Wednesday, 5 December 2007

Travelling Companions

Sitting huddled in my waterproofs, tucked behind the low cabin , my sea boots braced against the opposite cockpit seat, listening to the wind slowly piping up. A wind already strong, already a reef in the main, already cold salty spray rattling from time to time on the back of my orange hood. I thrust my hands deeper in my jacket pockets to keep them warm against the cold of the wind. I sat on the windward side of the cockpit, the high side, the port side, as we lurched over the crest of the waves before sliding swiftly into the troughs, dark and unseen in the velvety black of the ocean, sometime after midnight three days from the nearest shore. I was alone on deck, harnessed to a strong point, a thick stainless ring bolted to the mizzen mast. The old timber boat lurched hard and unsteadily over a big one, foam racing down the lower leeward deck and I knew it was time to reef the headsail. I looked over the coaming, felt the salty sting of the strong wet wind in my face, and pulled myself up. But just to my knees. The boat was a bit active to chance standing. I reset the autopilot so we were running before the wind, eased out the sails till we were sliding slowly and comfortably down the waves. I crawled down the side deck, moving the harness from strong point to strong point until I sat on the bowsprit, my legs either side, dangling over the rushing sea. I had already eased the halyard so the front of the sail was slack and manageable. I unhooked the base of the sail from the end of the bowsprit and pulled the sail down hand over hand until the reefing cringle could be hooked back on. All the while the huge ocean swells passed under the yacht, at first lifting the stern and pushing the boat forward, and then sliding under the bow in a flurry of foam, the warm water rising up my sea boots as the crest passed beneath. All around green phosphorescence glowed in the spray and broken water.
I wrapped the foot of the sail in the reefing ties, retied the sheets , re-tightened the halyard and crawled back to the cockpit. Sitting on the starboard side I winched in the sail as I reset the auto pilot, till we were once again heading north-east on a close reach.

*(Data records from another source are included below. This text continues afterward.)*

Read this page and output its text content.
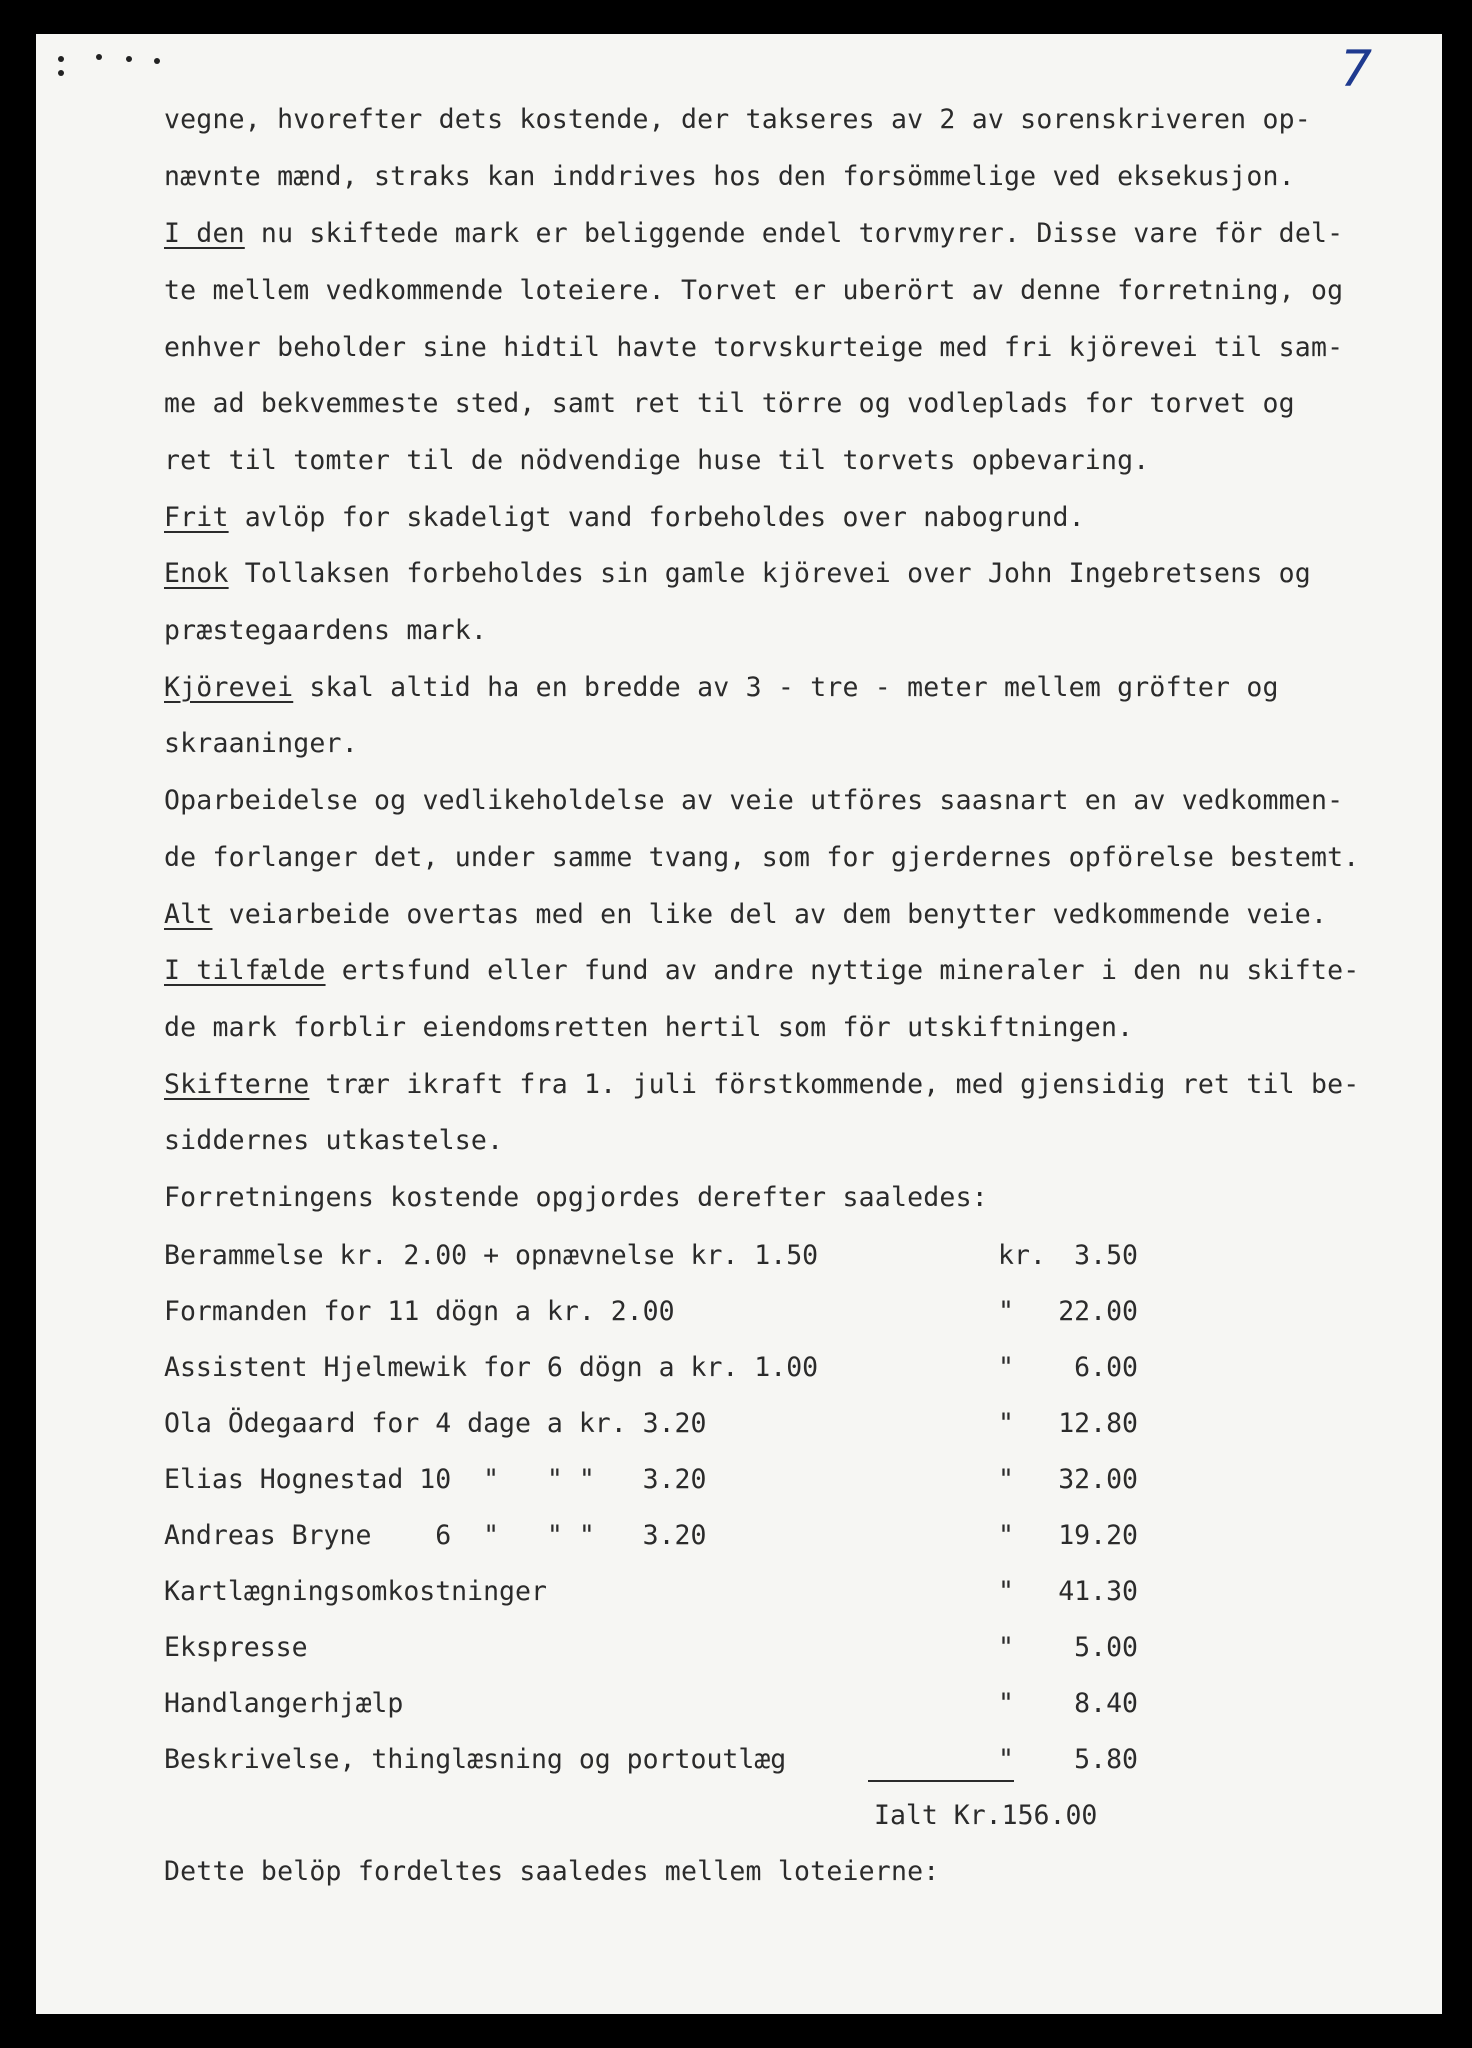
7
vegne, hvorefter dets kostende, der takseres av 2 av sorenskriveren op-
nævnte mænd, straks kan inddrives hos den forsömmelige ved eksekusjon.
I den nu skiftede mark er beliggende endel torvmyrer. Disse vare för del-
te mellem vedkommende loteiere. Torvet er uberört av denne forretning, og
enhver beholder sine hidtil havte torvskurteige med fri kjörevei til sam-
me ad bekvemmeste sted, samt ret til törre og vodleplads for torvet og
ret til tomter til de nödvendige huse til torvets opbevaring.
Frit avlöp for skadeligt vand forbeholdes over nabogrund.
Enok Tollaksen forbeholdes sin gamle kjörevei over John Ingebretsens og
præstegaardens mark.
Kjörevei skal altid ha en bredde av 3 - tre - meter mellem gröfter og
skraaninger.
Oparbeidelse og vedlikeholdelse av veie utföres saasnart en av vedkommen-
de forlanger det, under samme tvang, som for gjerdernes opförelse bestemt.
Alt veiarbeide overtas med en like del av dem benytter vedkommende veie.
I tilfælde ertsfund eller fund av andre nyttige mineraler i den nu skifte-
de mark forblir eiendomsretten hertil som för utskiftningen.
Skifterne trær ikraft fra 1. juli förstkommende, med gjensidig ret til be-
siddernes utkastelse.
Forretningens kostende opgjordes derefter saaledes:
Berammelse kr. 2.00 + opnævnelse kr. 1.50	kr.	3.50
Formanden for 11 dögn a kr. 2.00	"	22.00
Assistent Hjelmewik for 6 dögn a kr. 1.00	"	6.00
Ola Ödegaard for 4 dage a kr. 3.20	"	12.80
Elias Hognestad 10  "   " "   3.20	"	32.00
Andreas Bryne    6  "   " "   3.20	"	19.20
Kartlægningsomkostninger	"	41.30
Ekspresse	"	5.00
Handlangerhjælp	"	8.40
Beskrivelse, thinglæsning og portoutlæg	"	5.80
Ialt Kr.156.00
Dette belöp fordeltes saaledes mellem loteierne:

I was leaning over the coaming on the low side, checking the set of the sails and watching the green starboard running light reflecting from the troubled sea, when I noticed our passenger. “How long have you been there?” I said softly. There, inches from my face, was a small brown bird huddled in the corner between the cabin and the coaming. A land bird, here in a wild night hundreds of miles from any tree to rest in.
He looked up at me, frightened eyes taking me in, exhausted beyond moving even in the face of danger. I wanted to pick him up and place him inside the coaming, where it was dryer and safe from the green swirling water that sometimes rushed down the side deck when the yacht lurched to a large sea. But I was frightened he would panic, and with his last ounce of strength launch himself into the night where there was no other place of refuge. So I gently moved away, and after making a few a slow scans of the horizon to see if there were any other ships, huddled back behind the teak cabin trying to stay dry and safe.

An hour went by and I checked the stowaway. He was still there. He didn’t look up this time. I checked in another hour. Still there. Where had he come from and where was he going? Was the sea full of these birds at this time of year migrating to who knows where? Perhaps. To read in books of these amazing journeys is one thing, to see this tiny bird huddled exhausted on my deck on a wild night on the deep ocean was another.

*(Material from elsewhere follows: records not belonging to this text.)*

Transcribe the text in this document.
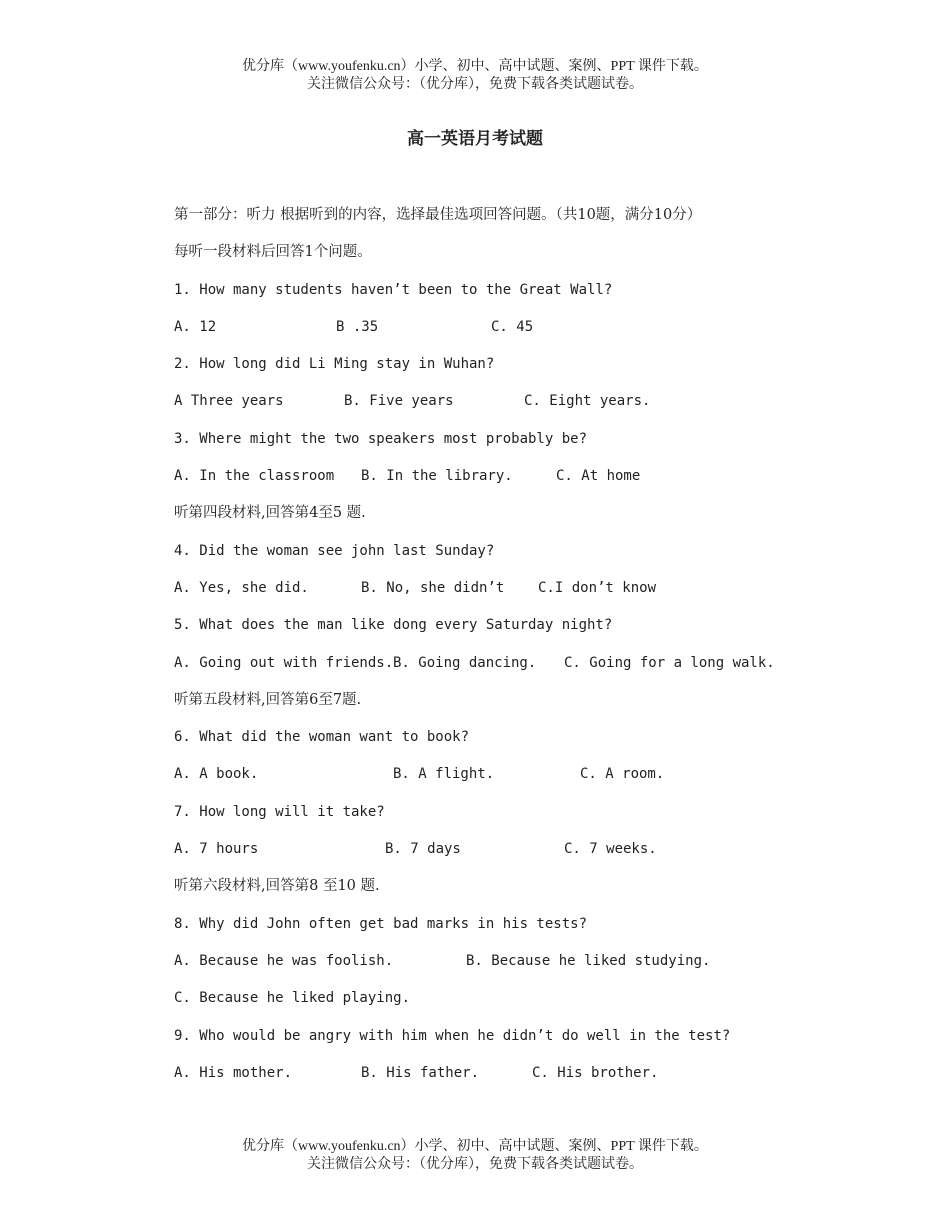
优分库（www.youfenku.cn）小学、初中、高中试题、案例、PPT 课件下载。
关注微信公众号：（优分库），免费下载各类试题试卷。
高一英语月考试题
第一部分：听力 根据听到的内容，选择最佳选项回答问题。（共10题，满分10分）
每听一段材料后回答1个问题。
1. How many students haven’t been to the Great Wall?
A. 12	B .35	C. 45
2. How long did Li Ming stay in Wuhan?
A Three years	B. Five years	C. Eight years.
3. Where might the two speakers most probably be?
A. In the classroom	B. In the library.	C. At home
听第四段材料,回答第4至5 题.
4. Did the woman see john last Sunday?
A. Yes, she did.	B. No, she didn’t	C.I don’t know
5. What does the man like dong every Saturday night?
A. Going out with friends. B. Going dancing.	C. Going for a long walk.
听第五段材料,回答第6至7题.
6. What did the woman want to book?
A. A book.	B. A flight.	C. A room.
7. How long will it take?
A. 7 hours	B. 7 days	C. 7 weeks.
听第六段材料,回答第8 至10 题.
8. Why did John often get bad marks in his tests?
A. Because he was foolish.	B. Because he liked studying.
C. Because he liked playing.
9. Who would be angry with him when he didn’t do well in the test?
A. His mother.	B. His father.	C. His brother.
优分库（www.youfenku.cn）小学、初中、高中试题、案例、PPT 课件下载。
关注微信公众号：（优分库），免费下载各类试题试卷。
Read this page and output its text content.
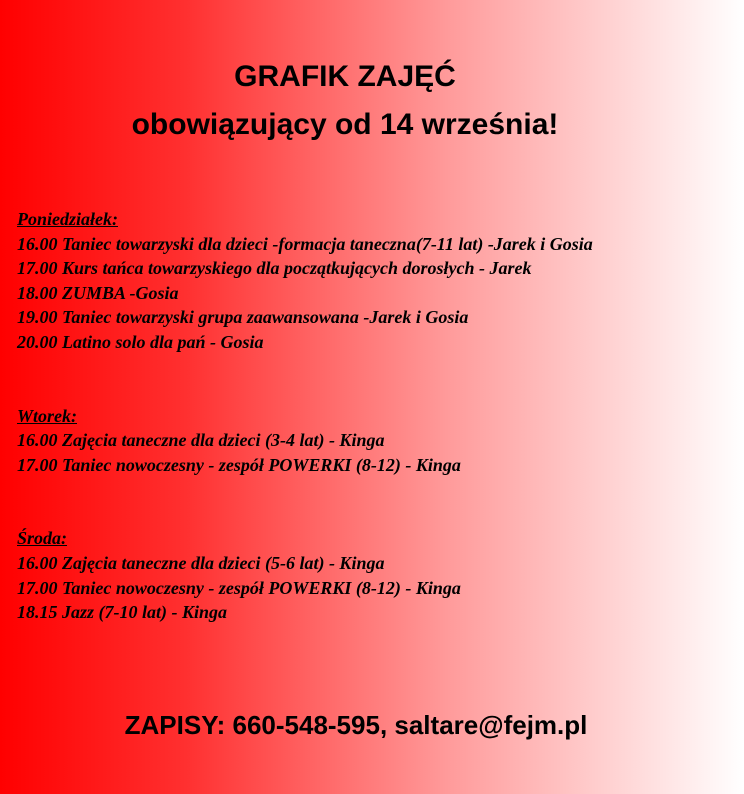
GRAFIK ZAJĘĆ
obowiązujący od 14 września!
Poniedziałek:
16.00 Taniec towarzyski dla dzieci -formacja taneczna(7-11 lat) -Jarek i Gosia
17.00 Kurs tańca towarzyskiego dla początkujących dorosłych - Jarek
18.00 ZUMBA -Gosia
19.00 Taniec towarzyski grupa zaawansowana -Jarek i Gosia
20.00 Latino solo dla pań - Gosia
Wtorek:
16.00 Zajęcia taneczne dla dzieci (3-4 lat) - Kinga
17.00 Taniec nowoczesny - zespół POWERKI (8-12) - Kinga
Środa:
16.00 Zajęcia taneczne dla dzieci (5-6 lat) - Kinga
17.00 Taniec nowoczesny - zespół POWERKI (8-12) - Kinga
18.15 Jazz (7-10 lat) - Kinga
ZAPISY: 660-548-595, saltare@fejm.pl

There are no landmarks out here. Just the brilliant stars and the restless sea, the spray and the wind, the moving hills of water. One can only imagine what it must be like, tiny and frail, buffeted by the wind, driven by nothing more than the conviction that you have to go on, have to find the distant shore where everything will be ok again. The arriving would have to be really worth the journey. That philosophy flew in the face of my lifetime conviction that arriving was nowhere near as important as the journey, as the travelling, as the sights and scents, as the breeze on one’s skin and the soft spiritual and physical caresses of fellow travellers.

I checked one last time before I shook awake the next watch, but he was gone. I dearly hoped he had rested and then flown off into the night. But he could have just as likely been washed overboard. I hope he had some luck. We all need it.